Consider removing $s$ vertices (and any respective edges) from $G$. It's trivial to say that the number of edges is still $\mathcal{O}(n^2)$. However, can we get a tighter upper bound?
My current guess is that removing $s$ vertices removes $\mathcal{O}(s)$ edges, so is the solution simply $\mathcal{O}(n^2 - s)$? I'm not quite sure if this is a correct bound.
Edit: I assume since we're subtracting, to find a tighter upper bound we need to find a tight lower bound on the negative portion (in this case the number of edges we remove). Could it be correct to say that showing the number of vertices removed is $\Omega(s)$ implies that the number of edges remaining is $\mathcal{O}(n^2 - s)$?
If you remove $s$ vertices, then we count the number of edges removed as follows:
We start with $2s$ edges, consisting of, for each vertex, the edge emanating upwards from that vertex, and the edge emanating to the right.
This does not account for all edges. Namely, for each vertex $v$ which was removed such that the vertex below $v$ was not removed, there will be an edge removed from the bottom of $v$ that was not counted in the previous bullet. I will call this a "downward external edge". Similarly, you need to add in the "leftward external edges".
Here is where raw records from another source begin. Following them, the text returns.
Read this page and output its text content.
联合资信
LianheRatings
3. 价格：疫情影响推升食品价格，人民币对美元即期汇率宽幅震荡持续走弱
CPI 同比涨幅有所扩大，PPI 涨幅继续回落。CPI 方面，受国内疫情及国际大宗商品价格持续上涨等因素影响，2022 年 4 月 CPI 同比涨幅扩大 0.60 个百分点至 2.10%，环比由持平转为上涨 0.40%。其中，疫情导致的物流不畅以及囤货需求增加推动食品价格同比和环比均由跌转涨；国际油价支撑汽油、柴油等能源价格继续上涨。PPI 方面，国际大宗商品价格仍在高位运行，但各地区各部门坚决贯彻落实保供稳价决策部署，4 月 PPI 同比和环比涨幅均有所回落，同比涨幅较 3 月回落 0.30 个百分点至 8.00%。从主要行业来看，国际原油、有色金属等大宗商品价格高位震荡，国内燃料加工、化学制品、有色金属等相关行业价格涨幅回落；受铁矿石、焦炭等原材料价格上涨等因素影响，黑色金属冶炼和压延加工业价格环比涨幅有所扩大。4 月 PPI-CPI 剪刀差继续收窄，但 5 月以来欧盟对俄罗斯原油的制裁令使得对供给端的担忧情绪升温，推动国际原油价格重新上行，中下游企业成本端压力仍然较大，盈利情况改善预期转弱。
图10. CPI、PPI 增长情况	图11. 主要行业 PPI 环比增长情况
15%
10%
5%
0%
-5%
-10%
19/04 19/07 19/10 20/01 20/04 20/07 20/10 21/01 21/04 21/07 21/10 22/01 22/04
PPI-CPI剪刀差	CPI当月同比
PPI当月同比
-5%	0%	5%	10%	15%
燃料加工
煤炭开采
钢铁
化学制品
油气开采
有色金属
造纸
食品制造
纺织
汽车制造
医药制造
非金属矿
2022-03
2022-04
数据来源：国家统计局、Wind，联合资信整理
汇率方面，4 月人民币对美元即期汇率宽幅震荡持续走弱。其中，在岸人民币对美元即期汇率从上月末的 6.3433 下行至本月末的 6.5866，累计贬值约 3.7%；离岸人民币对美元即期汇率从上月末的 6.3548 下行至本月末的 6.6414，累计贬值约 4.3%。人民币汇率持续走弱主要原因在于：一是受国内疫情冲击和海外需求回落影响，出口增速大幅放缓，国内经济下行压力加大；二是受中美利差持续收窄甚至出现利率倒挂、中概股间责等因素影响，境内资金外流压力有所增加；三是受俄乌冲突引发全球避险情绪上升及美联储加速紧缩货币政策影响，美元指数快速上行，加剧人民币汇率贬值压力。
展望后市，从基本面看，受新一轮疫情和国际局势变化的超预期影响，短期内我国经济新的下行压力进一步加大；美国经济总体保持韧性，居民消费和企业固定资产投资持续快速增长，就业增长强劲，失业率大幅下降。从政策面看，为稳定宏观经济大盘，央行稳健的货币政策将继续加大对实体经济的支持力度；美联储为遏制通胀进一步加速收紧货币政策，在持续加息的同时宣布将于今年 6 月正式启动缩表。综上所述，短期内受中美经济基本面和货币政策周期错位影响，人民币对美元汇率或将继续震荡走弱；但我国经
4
Finally, there was some over-counting in the first bullet point. Any vertex on the top edge does not have an edge emanating upward. To correct for this, we can subtract the number of vertices on the top border. Similarly, we must subtract the number of vertices on the right border.
Putting this altogether,
$$ \begin{align} \text{# edges removed} &= 2s+\text{# downward external edges}+\text{# leftward external edges}\\ &\qquad\;-\text{# vertices on top border}-\text{# vertices on right border} \end{align} $$
This proves that $$ 2s-2n\le \text{# edges removed}\le 4s $$ so $$ 2n(n-1)+2n-2s\ge \text{# edges remaining}\ge 2n(n-1)-4s $$